G. is a classical scholar and a physician, whose Diseases in the Ancient Greek World (Baltimore, 1989) was one of the most important and challenging books of the last decade in the field of ancient medicine. History of AIDS is likewise informed by the virtues of the best classical scholarship: humanity, intelligence, and the combination of humility in the face of evidence with boldness in connecting phenomena. G. does not hesitate to characterize AIDS as “the first of the postmodern plagues,” a disease that deconstructs modern medicine’s nexus of knowledge and power. We know so much about AIDS. If knowledge is power, why can we do so little?
That postmodern dilemma, seen through another lens, becomes classical, even Sophoclean. G.’s preface deliberately invokes the Athenian fifth century and Thucydides: “In recounting the beginnings of this pandemic, in probing behind the scenes of official science, in explaining current research strategy and the vicissitudes of the struggle against an unexpected plague, and in reflecting on its biological and social causes, I hope not only to shed light on this problem for the contemporary reader, but to provide a testimony for the future historian.” His history falls into four parts, prophasis, crisis, archê, and aitia. Part One describes the beginnings, in the late 1970s and early 1980s, of our awareness of AIDS. Part Two traces the activities of scientists as they sought to understand and treat the disease.

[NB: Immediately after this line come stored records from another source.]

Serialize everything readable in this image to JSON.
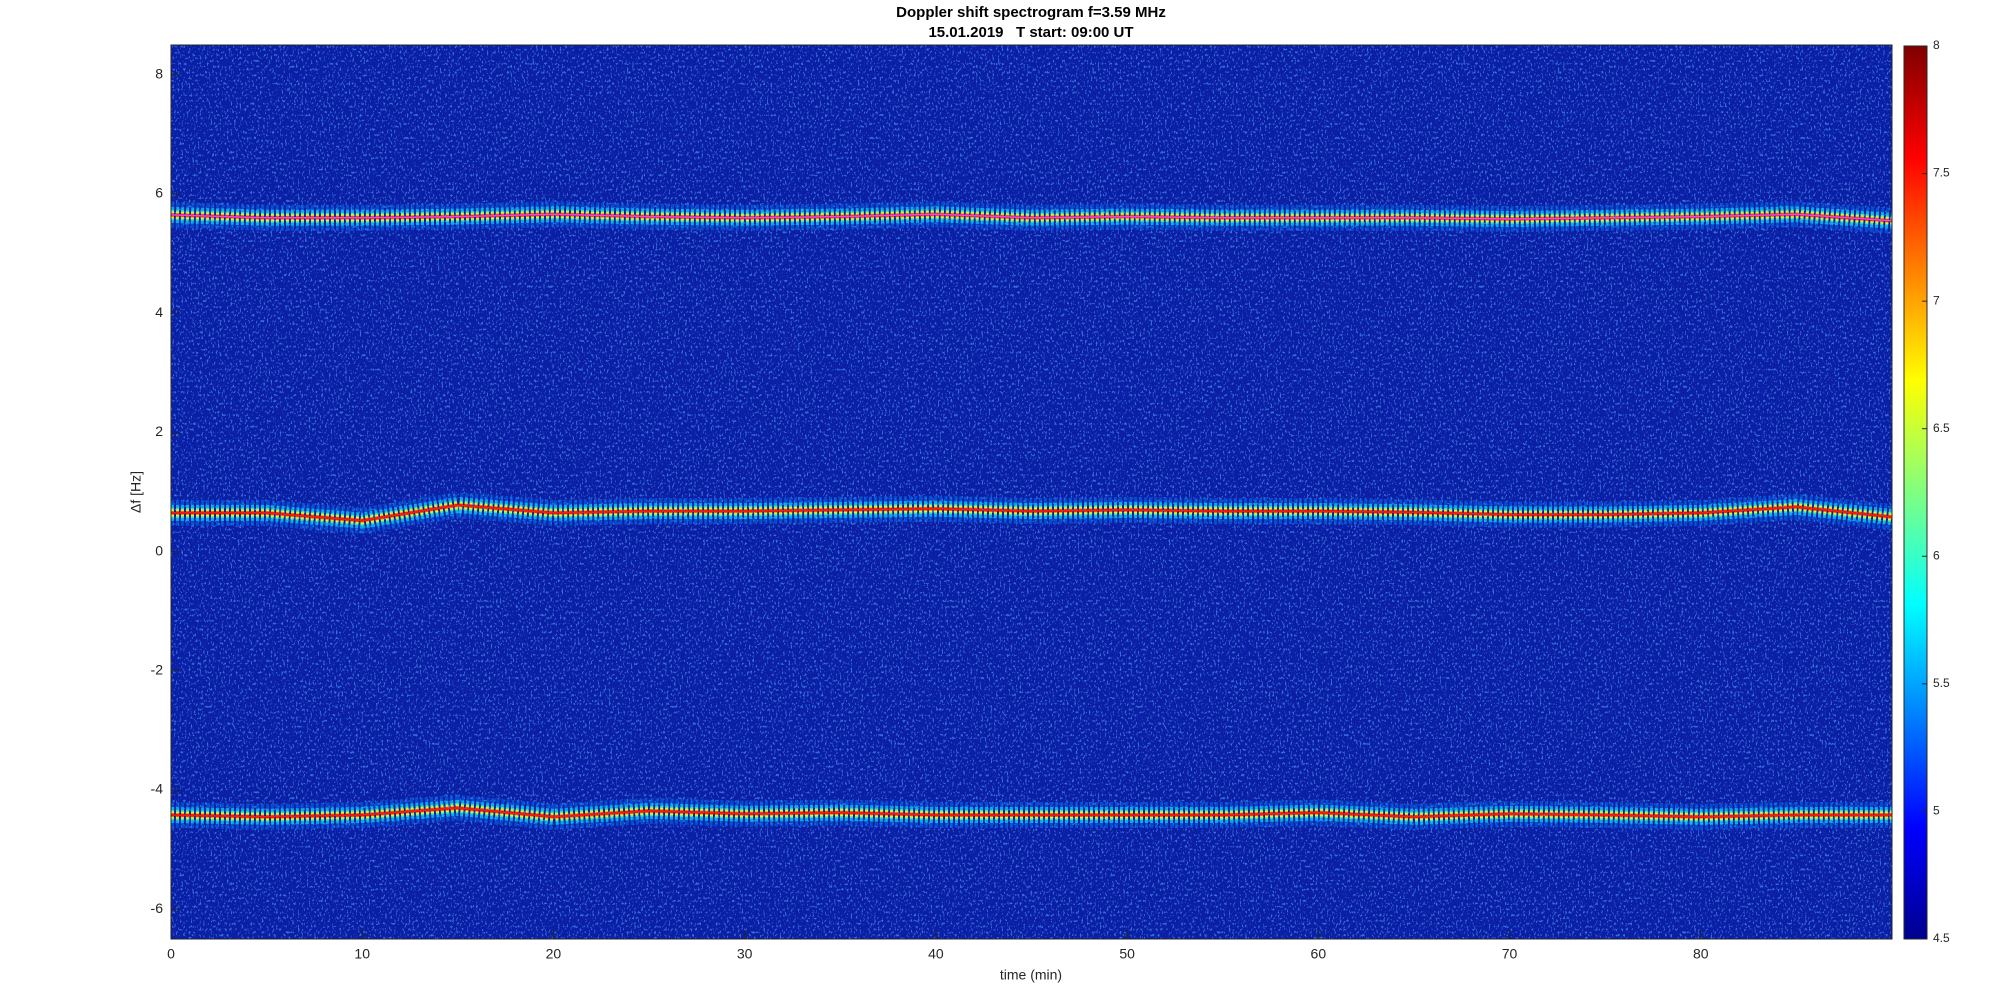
{
  "chart_data": {
    "type": "spectrogram",
    "title": "Doppler shift spectrogram f=3.59 MHz",
    "subtitle": "15.01.2019   T start: 09:00 UT",
    "x_label": "time (min)",
    "y_label": "Δf [Hz]",
    "xlim": [
      0,
      90
    ],
    "ylim": [
      -6.5,
      8.5
    ],
    "xticks": [
      0,
      10,
      20,
      30,
      40,
      50,
      60,
      70,
      80
    ],
    "yticks": [
      -6,
      -4,
      -2,
      0,
      2,
      4,
      6,
      8
    ],
    "clim": [
      4.5,
      8
    ],
    "cticks": [
      4.5,
      5,
      5.5,
      6,
      6.5,
      7,
      7.5,
      8
    ],
    "colormap": [
      "#00008f",
      "#0000ff",
      "#0080ff",
      "#00ffff",
      "#80ff80",
      "#ffff00",
      "#ff8000",
      "#ff0000",
      "#800000"
    ],
    "background": "#0b1fa6",
    "x": [
      0,
      5,
      10,
      15,
      20,
      25,
      30,
      35,
      40,
      45,
      50,
      55,
      60,
      65,
      70,
      75,
      80,
      85,
      90
    ],
    "series": [
      {
        "color": "#ff40d0",
        "values": [
          5.65,
          5.6,
          5.6,
          5.62,
          5.66,
          5.62,
          5.6,
          5.62,
          5.66,
          5.6,
          5.62,
          5.6,
          5.6,
          5.6,
          5.58,
          5.6,
          5.62,
          5.66,
          5.55
        ]
      },
      {
        "color": "#ff1a00",
        "values": [
          0.65,
          0.65,
          0.52,
          0.78,
          0.65,
          0.68,
          0.68,
          0.7,
          0.72,
          0.68,
          0.7,
          0.68,
          0.68,
          0.66,
          0.62,
          0.62,
          0.65,
          0.75,
          0.58
        ]
      },
      {
        "color": "#ff1a00",
        "values": [
          -4.42,
          -4.45,
          -4.42,
          -4.3,
          -4.45,
          -4.35,
          -4.4,
          -4.38,
          -4.42,
          -4.42,
          -4.42,
          -4.42,
          -4.38,
          -4.45,
          -4.4,
          -4.42,
          -4.45,
          -4.42,
          -4.42
        ]
      }
    ]
  }
}
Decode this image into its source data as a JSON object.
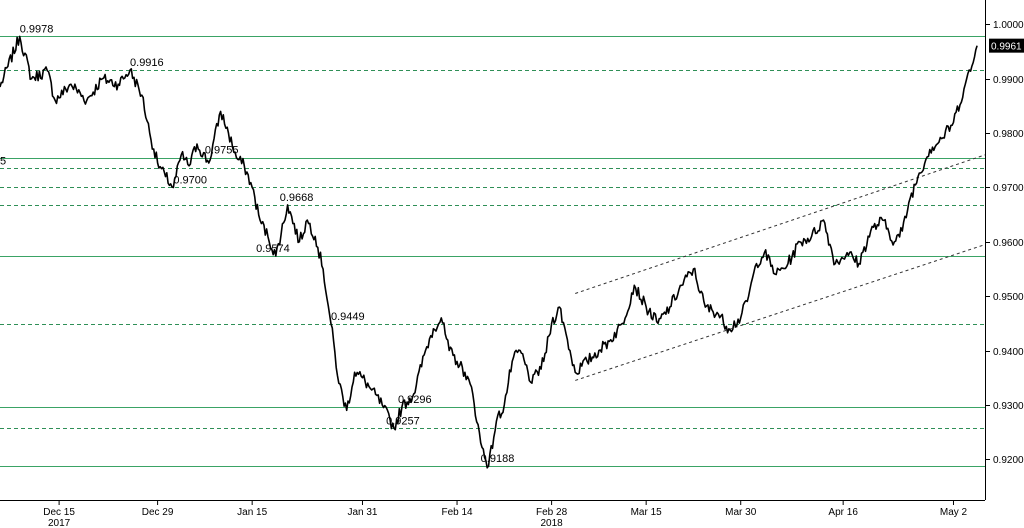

Part Three examines the remote past of AIDS, and Part Four explores the biological and social causes of the epidemic.
For most readers of BMCR, Parts Three and Four will be the easiest to assess, and Parts One and Two will present unfamiliar material and difficult going. Understanding at least something about such things as reverse transcriptase and DNA polymerases is, however, essential to following G.’s account, and his explanations are as clear as they can be made.
It is important to persevere in reading the unfamiliar parts of History of AIDS. Those of us who are trained in the humanities are comfortable thinking about our conceptualization of disease. We happily discuss the philosophical background of ancient medicine, the language in which disease is described, or the social factors shaping thought about disease. (Why—to take only one of many interesting questions raised by G.—is Africa so readily accepted as a cradle of new diseases?) Those trained in medicine or the sciences consider with equal ease the hard facts emerging from laboratory or clinic. The great merit of G.’s work, here and elsewhere, is that it forces each of these approaches to confront the other.
That confrontation is essential in understanding AIDS, which, as G. shows, is not a purely medical or purely social problem. AIDS is a disease made possible by the humans we have become in the last part of the twentieth century. To think about this disease is to diagnose our individual and collective humanity. In making this diagnosis, we must begin as we always do, with the Greco-Roman creation of our most fundamental modes of diagnostic and rational thinking.